Nevertheless, Odysseus made it through the struggles and accomplished his goal; although it took ten years after the Trojan War, Odysseus finally got home. One interesting thing about this story is the definition of "home". The Odyssey clearly mentioned that Odysseus' desire to return home rooted back to his longing for his family, especially for Penelope, his wife.
Unfortunately, Odysseus and his men made a lot of side trips, some endangered their lives, and altogether, the journey took ten years before Odysseus return to his home and family. However, considering how many trials and temptations they had, and how long the journey was, Odysseus' determination and desire to return to his home never faded away.
One thing to appreciate about Odysseus' journey is his perseverance; he was so determined about getting back to his family and home. His journey had a lot of sidetracks; however, he stayed strong and alive not only for survival, but because he hoped to be in his home where his family is. For instance, his journey led to some dangerous adventures, such as passing the sirens, sea creatures notorious for luring individuals, especially men, with beautiful songs that are believed to be seductive; the lair of Scylla and Charybdis; and the wrath of Poseidon. Although Odysseus always made out of these dangerous events alive, he still solidly wanted to go home.
However, one flaw regarding the homecoming of Odysseus arises with the introduction of Calypso. In the Odyssey, Calypso lived in the island of Ogygia where he welcomed Odysseus who was drifting in the open see for nine days. Calypso fell in love with Odysseus and wanted him to stay as her eternal husband giving him eternal youth. Indeed, Odysseus stayed in the island for seven years unfortunately; however, with the help of Athena who made a request to Zeus to help Odysseus out of Ogygia, Odysseus may have never left the island. This part of the journey tells us that Odysseus may never have returned to his home without the help of the Gods. There are two possibilities from this part of the journey: (1) Calypso imprisoned Odysseus and (2) Odysseus' desire to return to home faded little by little. Either way, the two scenarios suggest that Odysseus could not have left the island without help. Hence, Athena's request to Zeus was what Odysseus really needed.
Back to Ithaca, Odysseus' homeland, his family, especially Penelope, was still waiting for him even when there was no clue whether Odysseus was still alive or not. Furthermore, Penelope declined all the offers of her suitors suggesting that the family, therefore Odysseus' home, wanted to stay strong and loyal. In the end, Odysseus made his way home even after all the struggles, temptations and dangerous paths he had to go through.

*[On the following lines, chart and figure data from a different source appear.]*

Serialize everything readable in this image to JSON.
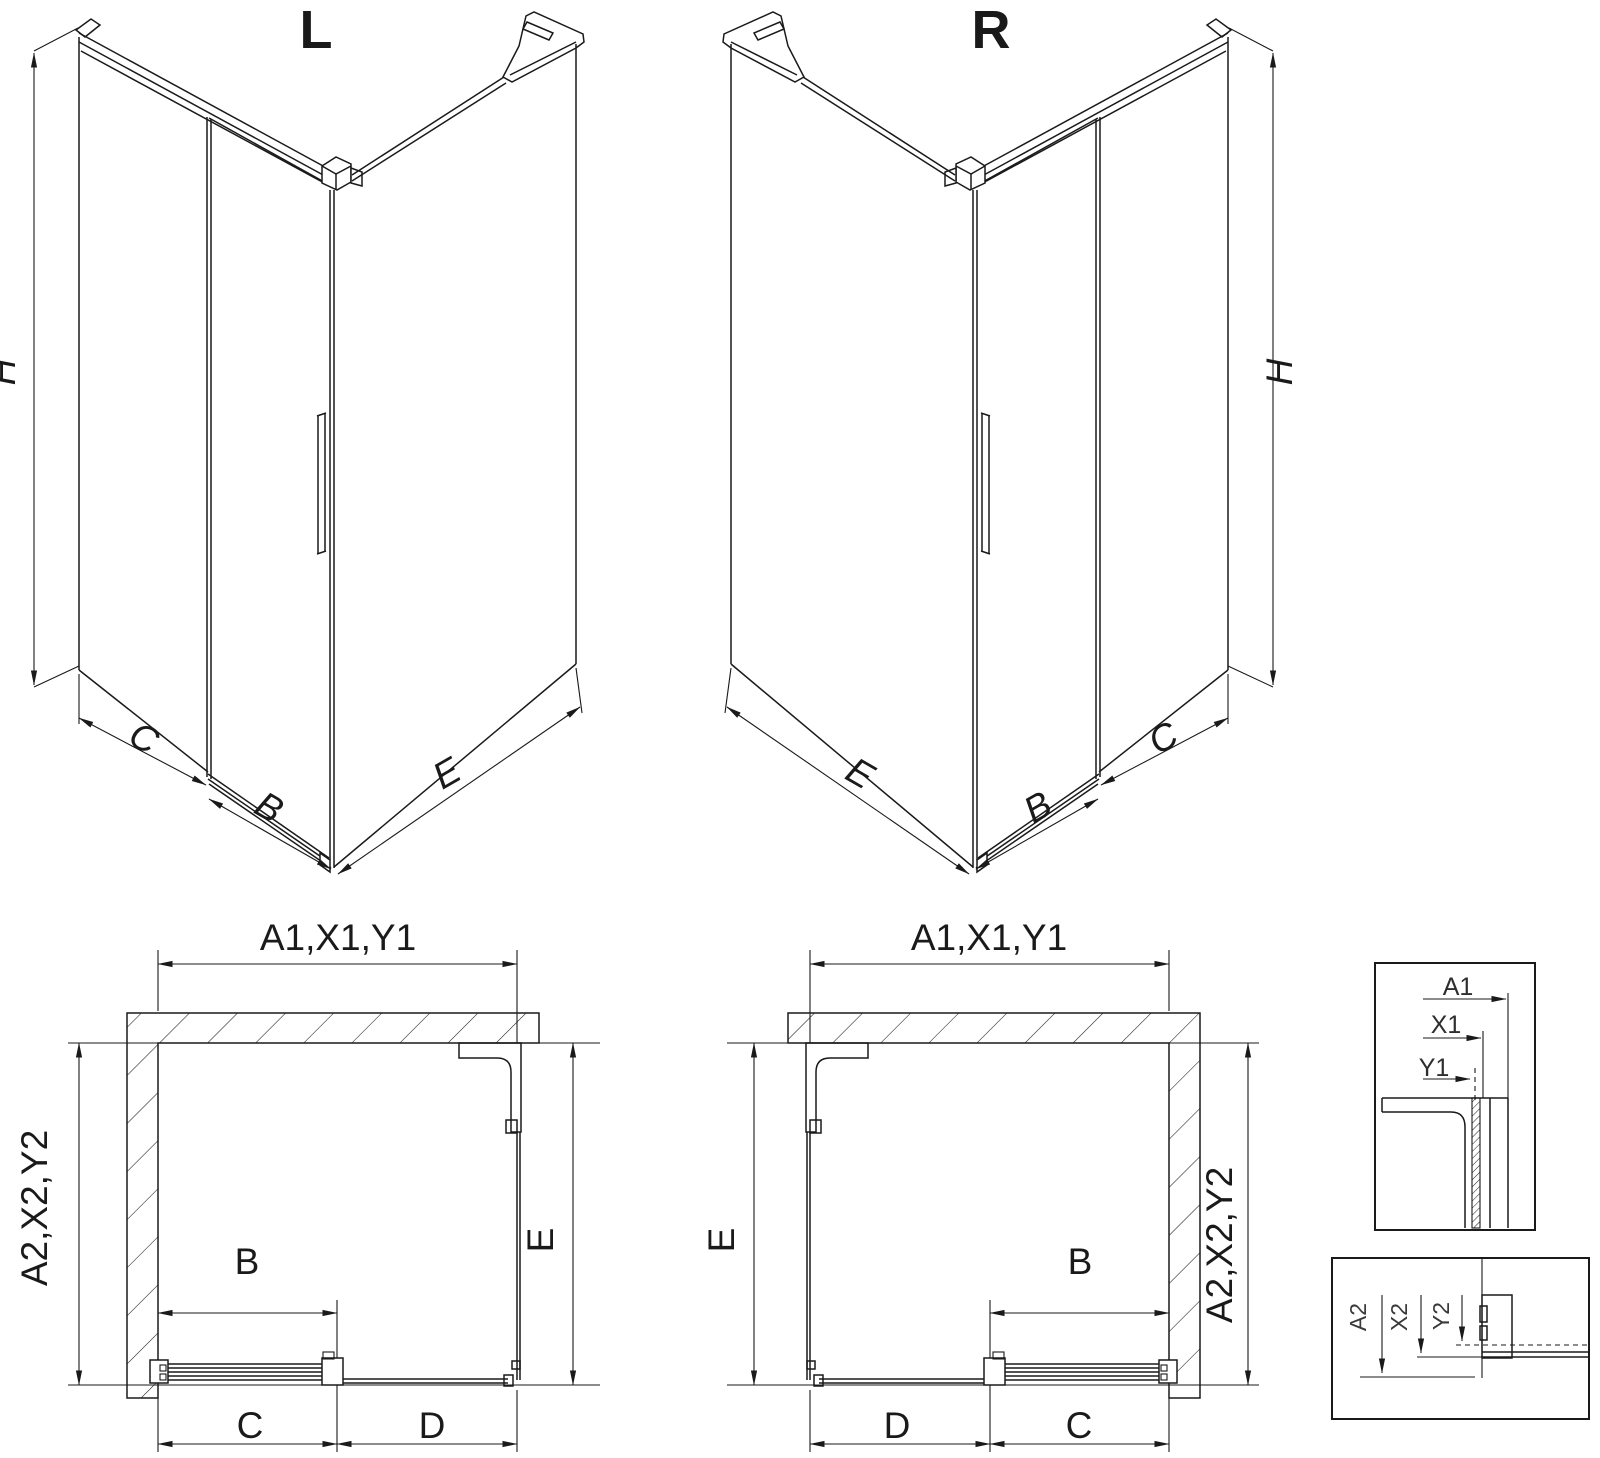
{
  "drawing": {
    "background": "#ffffff",
    "line_color": "#1a1a1a",
    "views": {
      "iso_left": {
        "title": "L",
        "dim_height": "H",
        "dim_side": "C",
        "dim_door": "B",
        "dim_panel": "E"
      },
      "iso_right": {
        "title": "R",
        "dim_height": "H",
        "dim_panel": "E",
        "dim_door": "B",
        "dim_side": "C"
      },
      "plan_left": {
        "dim_top": "A1,X1,Y1",
        "dim_left": "A2,X2,Y2",
        "dim_right": "E",
        "dim_door": "B",
        "dim_bottom_left": "C",
        "dim_bottom_right": "D"
      },
      "plan_right": {
        "dim_top": "A1,X1,Y1",
        "dim_left": "E",
        "dim_right": "A2,X2,Y2",
        "dim_door": "B",
        "dim_bottom_left": "D",
        "dim_bottom_right": "C"
      },
      "detail_top": {
        "dim_a": "A1",
        "dim_x": "X1",
        "dim_y": "Y1"
      },
      "detail_bottom": {
        "dim_a": "A2",
        "dim_x": "X2",
        "dim_y": "Y2"
      }
    }
  }
}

In conclusion, Homer’s Odyssey portrays a unique concept of home. The definition of “home” in this epic refers not to a specific geographical place, but the Odyssey tells us that the home is the place of individuals you value most. The journey of Odysseus epitomizes perseverance, determination and loyalty. Furthermore, Homer’s Odyssey tells us that the most valuable event at the end of the day is returning back to home.